試著用影評訓練集和標籤來建立模型，並利用影評測試集計算正評和負評的正確率

下載資料集

http://ai.stanford.edu/~amaas/data/sentiment/aclImdb_v1.tar.gz

In [1]:
!ls

aclImdb_v1.tar.gz
Evaluation_Tuning.ipynb
house_data
image
mnist_hw_example.ipynb
movie_data.csv
MovieClassifier_FlaskApp
naive_bayes.ipynb
numpy, pandas, matplotlib --- Quickstart tutorial.ipynb
README.md
Regression Analysis.ipynb
Sentiment Analysis_1.ipynb
Sentiment Analysis_2.ipynb
text_mining.ipynb
TfIdf.ipynb


In [1]:
! pip install pyprind

Collecting pyprind
  Downloading PyPrind-2.11.1.tar.gz
Building wheels for collected packages: pyprind
  Running setup.py bdist_wheel for pyprind: started
  Running setup.py bdist_wheel for pyprind: finished with status 'done'
  Stored in directory: C:\Users\Java\AppData\Local\pip\Cache\wheels\cd\7b\7e\253b8df2dd2d8ea70d76870390300743f58a26317abb11e125
Successfully built pyprind
Installing collected packages: pyprind
Successfully installed pyprind-2.11.1


In [2]:
import pyprind
import pandas as pd
import os

# unzipped movie dataset
basepath = './aclImdb'

labels = {'pos': 1, 'neg': 0}
pbar = pyprind.ProgBar(50000)
# 內有五萬筆資料
df = pd.DataFrame()
for s in ('test', 'train'):
    for l in ('pos', 'neg'):
        path = os.path.join(basepath, s, l)
        for file in os.listdir(path):
            with open(os.path.join(path, file), 'r', encoding='utf-8') as infile:
                txt = infile.read()
            df = df.append([[txt, labels[l]]], ignore_index=True)
            pbar.update()
            
# 將'test', 'train' 資料 'pos', 'neg' 兩個類別都寫入 df
df.columns = ['review', 'sentiment']

0% [##############################] 100% | ETA: 00:00:00
Total time elapsed: 00:01:06


In [3]:
import pandas as pd
df.head(5)
# 資料還是有序的

Unnamed: 0,review,sentiment
0,I went and saw this movie last night after bei...,1
1,Actor turned director Bill Paxton follows up h...,1
2,As a recreational golfer with some knowledge o...,1
3,"I saw this film in a sneak preview, and it is ...",1
4,Bill Paxton has taken the true story of the 19...,1


In [4]:
import numpy as np
# 將資料順序打亂
np.random.seed(0)
df = df.reindex(np.random.permutation(df.index))

In [5]:
df.head(10)

Unnamed: 0,review,sentiment
11841,"In 1974, the teenager Martha Moxley (Maggie Gr...",1
19602,OK... so... I really like Kris Kristofferson a...,0
45519,"***SPOILER*** Do not read this, if you think a...",0
25747,hi for all the people who have seen this wonde...,1
42642,"I recently bought the DVD, forgetting just how...",0
31902,Leave it to Braik to put on a good show.
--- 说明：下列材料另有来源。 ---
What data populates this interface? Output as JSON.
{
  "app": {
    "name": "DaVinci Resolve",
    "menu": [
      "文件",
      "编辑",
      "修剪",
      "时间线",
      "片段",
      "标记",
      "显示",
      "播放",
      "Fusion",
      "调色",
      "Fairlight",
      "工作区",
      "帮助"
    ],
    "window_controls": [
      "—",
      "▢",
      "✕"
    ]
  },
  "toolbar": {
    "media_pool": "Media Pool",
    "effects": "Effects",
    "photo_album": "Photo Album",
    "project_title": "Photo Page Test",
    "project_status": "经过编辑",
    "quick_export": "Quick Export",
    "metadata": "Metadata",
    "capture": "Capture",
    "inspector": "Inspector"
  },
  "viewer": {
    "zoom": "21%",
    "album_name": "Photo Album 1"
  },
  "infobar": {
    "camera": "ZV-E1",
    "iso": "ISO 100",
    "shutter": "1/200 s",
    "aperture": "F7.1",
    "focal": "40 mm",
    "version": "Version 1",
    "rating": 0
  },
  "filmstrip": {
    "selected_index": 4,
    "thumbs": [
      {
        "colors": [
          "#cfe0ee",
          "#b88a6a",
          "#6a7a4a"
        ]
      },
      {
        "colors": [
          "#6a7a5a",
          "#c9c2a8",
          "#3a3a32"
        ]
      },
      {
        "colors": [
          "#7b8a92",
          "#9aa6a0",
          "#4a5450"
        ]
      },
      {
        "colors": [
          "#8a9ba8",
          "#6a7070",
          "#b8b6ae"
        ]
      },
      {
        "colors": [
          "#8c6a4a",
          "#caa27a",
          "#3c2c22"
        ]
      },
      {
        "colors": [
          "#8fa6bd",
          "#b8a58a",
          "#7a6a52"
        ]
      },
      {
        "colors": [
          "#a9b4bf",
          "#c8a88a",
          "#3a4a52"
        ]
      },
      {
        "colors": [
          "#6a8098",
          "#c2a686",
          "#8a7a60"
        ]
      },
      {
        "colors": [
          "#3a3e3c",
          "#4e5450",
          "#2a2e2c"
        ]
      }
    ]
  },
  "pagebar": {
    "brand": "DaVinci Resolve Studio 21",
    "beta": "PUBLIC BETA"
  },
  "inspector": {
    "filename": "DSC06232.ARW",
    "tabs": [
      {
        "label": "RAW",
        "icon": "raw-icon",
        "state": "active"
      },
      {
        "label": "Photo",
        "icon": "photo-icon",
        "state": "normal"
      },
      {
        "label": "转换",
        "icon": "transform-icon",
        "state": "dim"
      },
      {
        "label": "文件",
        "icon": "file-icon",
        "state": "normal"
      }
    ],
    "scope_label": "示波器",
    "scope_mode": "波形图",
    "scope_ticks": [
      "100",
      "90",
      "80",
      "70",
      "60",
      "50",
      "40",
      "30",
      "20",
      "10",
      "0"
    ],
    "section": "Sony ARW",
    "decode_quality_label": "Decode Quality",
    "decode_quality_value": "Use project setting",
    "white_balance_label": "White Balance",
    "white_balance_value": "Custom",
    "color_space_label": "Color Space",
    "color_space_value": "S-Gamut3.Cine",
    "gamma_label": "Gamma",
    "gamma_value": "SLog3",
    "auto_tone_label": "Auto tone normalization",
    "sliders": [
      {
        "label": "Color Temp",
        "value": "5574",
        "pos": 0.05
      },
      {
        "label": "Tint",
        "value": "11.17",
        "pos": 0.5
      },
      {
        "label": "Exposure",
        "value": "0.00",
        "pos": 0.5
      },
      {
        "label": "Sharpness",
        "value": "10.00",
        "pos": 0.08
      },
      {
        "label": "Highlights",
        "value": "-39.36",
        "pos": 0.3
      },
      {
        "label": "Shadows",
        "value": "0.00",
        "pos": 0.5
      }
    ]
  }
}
Final...,1
30346,Nathan Detroit (Frank Sinatra) is the manager ...,1
12363,"To understand ""Crash Course"" in the right cont...",1
32490,I've been impressed with Chavez's stance again...,1
26128,This movie is directed by Renny Harlin the fin...,1


In [6]:
df.to_csv('./movie_data.csv', index=False, encoding='utf-8')
# 轉成CSV格式儲存

In [7]:
import pandas as pd

pd.read_csv('./movie_data.csv', encoding='utf-8')
df.head(10)

Unnamed: 0,review,sentiment
11841,"In 1974, the teenager Martha Moxley (Maggie Gr...",1
19602,OK... so... I really like Kris Kristofferson a...,0
45519,"***SPOILER*** Do not read this, if you think a...",0
25747,hi for all the people who have seen this wonde...,1
42642,"I recently bought the DVD, forgetting just how...",0
31902,Leave it to Braik to put on a good show. Final...,1
30346,Nathan Detroit (Frank Sinatra) is the manager ...,1
12363,"To understand ""Crash Course"" in the right cont...",1
32490,I've been impressed with Chavez's stance again...,1
26128,This movie is directed by Renny Harlin the fin...,1


## Cleaning text data

In [8]:
df.loc[0, 'review'][-50:]

'and I suggest that you go see it before you judge.'

In [9]:
# 清除一些html標籤和表情符號
import re
def preprocessor(text):
    text = re.sub('<[^>]*>', '', text)
    emoticons = re.findall('(?::|;|=)(?:-)?(?:\)|\(|D|P)', text)
    text = re.sub('[\W]+', ' ', text.lower()) +\
        ' '.join(emoticons).replace('-', '')
    return text

In [10]:
preprocessor(df.loc[0, 'review'][-50:])

'and i suggest that you go see it before you judge '

In [11]:
preprocessor("</a>This :) is :( a test :-)!")

'this is a test :) :( :)'

In [12]:
df['review'] = df['review'].apply(preprocessor)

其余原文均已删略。